# Hurst shift arm install



## Metallifan (Jan 6, 2013)

Holy smurf do I hate previous owners. I recently replaced my slave cylinder and planned on putting this Hurst arm on while I had the trans out, but some dumb **** broke a bolt off in the shifter's arm and decided the best course of action was to WELD the thing on instead of taking the broken bolt out and replacing it. Soooo I had to wait until I got home so I could use my dremel and about an hour of my time lowering the trans AGAIN and taking the entire shifter off so I could get my dremel at a good enough angle to grind the welds down. ANYWAYS, got it off eventually, got the broken bolt out REAL easy. (Why couldn't you do that, you stupid bitch?) 
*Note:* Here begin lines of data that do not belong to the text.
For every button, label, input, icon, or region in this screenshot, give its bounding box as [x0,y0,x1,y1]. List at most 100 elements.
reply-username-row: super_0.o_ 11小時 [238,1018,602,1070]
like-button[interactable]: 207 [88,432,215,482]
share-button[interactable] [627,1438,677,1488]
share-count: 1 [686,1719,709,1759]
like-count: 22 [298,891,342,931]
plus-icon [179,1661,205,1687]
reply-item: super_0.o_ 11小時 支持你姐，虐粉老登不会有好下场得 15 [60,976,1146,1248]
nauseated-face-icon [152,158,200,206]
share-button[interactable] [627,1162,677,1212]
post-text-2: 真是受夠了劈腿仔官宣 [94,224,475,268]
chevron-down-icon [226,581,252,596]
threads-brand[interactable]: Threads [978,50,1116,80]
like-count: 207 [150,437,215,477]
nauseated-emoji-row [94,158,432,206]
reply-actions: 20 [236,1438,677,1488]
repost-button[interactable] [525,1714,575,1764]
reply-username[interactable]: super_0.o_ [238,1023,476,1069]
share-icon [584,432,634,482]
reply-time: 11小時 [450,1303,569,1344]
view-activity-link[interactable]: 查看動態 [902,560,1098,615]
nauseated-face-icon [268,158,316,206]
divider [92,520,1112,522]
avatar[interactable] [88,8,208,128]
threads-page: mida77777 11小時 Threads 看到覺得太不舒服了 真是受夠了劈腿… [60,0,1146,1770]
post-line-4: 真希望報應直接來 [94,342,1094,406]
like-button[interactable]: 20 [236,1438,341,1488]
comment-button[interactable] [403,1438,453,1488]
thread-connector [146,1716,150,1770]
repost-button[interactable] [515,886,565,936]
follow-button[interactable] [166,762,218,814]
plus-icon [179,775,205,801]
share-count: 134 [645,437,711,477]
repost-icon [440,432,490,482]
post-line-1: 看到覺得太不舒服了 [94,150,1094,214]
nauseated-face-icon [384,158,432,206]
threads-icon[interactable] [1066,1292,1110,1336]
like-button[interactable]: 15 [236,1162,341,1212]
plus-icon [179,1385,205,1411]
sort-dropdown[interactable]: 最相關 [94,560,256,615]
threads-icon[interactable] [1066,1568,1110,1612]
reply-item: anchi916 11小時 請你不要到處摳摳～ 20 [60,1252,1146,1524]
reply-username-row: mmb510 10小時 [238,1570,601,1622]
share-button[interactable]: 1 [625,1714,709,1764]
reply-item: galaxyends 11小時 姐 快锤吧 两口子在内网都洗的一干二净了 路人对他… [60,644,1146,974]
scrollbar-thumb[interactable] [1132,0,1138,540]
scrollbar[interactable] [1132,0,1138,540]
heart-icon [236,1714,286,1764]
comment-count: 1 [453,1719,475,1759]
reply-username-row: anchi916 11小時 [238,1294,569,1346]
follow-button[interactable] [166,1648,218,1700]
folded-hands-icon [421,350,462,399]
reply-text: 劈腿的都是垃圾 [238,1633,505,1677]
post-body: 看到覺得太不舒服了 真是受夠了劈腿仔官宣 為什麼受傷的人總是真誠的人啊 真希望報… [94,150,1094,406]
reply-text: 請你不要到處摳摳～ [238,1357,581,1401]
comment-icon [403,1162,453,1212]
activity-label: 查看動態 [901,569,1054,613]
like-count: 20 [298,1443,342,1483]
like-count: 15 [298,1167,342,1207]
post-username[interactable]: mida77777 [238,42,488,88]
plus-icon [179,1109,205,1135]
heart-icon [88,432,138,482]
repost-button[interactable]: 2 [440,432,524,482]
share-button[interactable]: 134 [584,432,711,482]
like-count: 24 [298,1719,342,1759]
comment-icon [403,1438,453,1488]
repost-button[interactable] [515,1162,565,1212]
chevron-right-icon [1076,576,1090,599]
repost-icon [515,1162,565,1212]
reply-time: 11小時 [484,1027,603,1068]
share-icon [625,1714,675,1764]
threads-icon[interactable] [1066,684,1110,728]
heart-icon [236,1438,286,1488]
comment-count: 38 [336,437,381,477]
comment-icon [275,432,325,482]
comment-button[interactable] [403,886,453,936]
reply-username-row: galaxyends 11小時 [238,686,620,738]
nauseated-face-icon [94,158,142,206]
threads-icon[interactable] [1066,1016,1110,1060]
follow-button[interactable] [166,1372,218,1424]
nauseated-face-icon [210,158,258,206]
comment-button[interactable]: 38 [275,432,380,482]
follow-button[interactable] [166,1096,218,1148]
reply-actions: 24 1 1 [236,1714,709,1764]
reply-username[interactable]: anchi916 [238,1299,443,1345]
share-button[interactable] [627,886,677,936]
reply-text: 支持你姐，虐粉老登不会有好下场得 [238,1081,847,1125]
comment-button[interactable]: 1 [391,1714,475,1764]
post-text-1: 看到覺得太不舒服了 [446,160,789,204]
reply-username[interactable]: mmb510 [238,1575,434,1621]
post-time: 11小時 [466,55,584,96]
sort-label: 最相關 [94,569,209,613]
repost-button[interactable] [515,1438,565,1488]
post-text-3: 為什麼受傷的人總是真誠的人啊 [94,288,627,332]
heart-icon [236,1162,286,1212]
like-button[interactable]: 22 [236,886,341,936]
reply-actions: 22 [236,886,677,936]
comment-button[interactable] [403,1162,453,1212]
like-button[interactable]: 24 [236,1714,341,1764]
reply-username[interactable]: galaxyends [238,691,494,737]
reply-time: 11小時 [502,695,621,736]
I got the new arm that accepts Hurst and most aftermarket shifter handles on the GM RipShift from SNL Motorsports. Had to call them because they don't advertise it anymore, but they do still have them. Got it shipped fast and it came with hardware! Thanks, guys.









Anyway, got the arm on, put the shifter back in, bolted the trans crossmember back in, put the boot on, got everything nice and done up, and my GOD does this look good in these interiors. Feels great with the ball, too. I guess I was born to grope a black ball.  I know you can see the insulator in the pass seat, I just put the boot on to see how it all would look and took a pic. I can take a pic of the trim back on and everything if you guys want.


----------



## svede1212 (Nov 1, 2005)

Just a tip but was there a black boot covering the round part of the shifter? That area is open to crud and you can get sand and junk into the grease of the pivot. If you have it what I did was push if over the arm and down around that round part of the base. Then you use a hose clamp to secure it. It also helps damp out vibration.


----------



## Metallifan (Jan 6, 2013)

I've seen it before on installs, and the previous owner must have thought it didn't need it. I bought the car without knowing which shifter it was, couldn't check it until I bought it. What I did was just use a thick rag I had lying around and secured it to the base with a zip tie with a hole tight around the base of the arm, doesn't look the greatest, but it's all I had and it should keep shit out of it. I would use it if I could, but unfortunately for me it's long gone... :/


----------



## gjones (Oct 8, 2012)

Careful that rag doesn't slip and get pinched and tangled in the mechanism...


----------



## Metallifan (Jan 6, 2013)

It shouldn't, it's tight the way I have it. I did what I could with what I had laying around. If you know where I can get a boot for a GM RipShift, go right ahead and link me up.


----------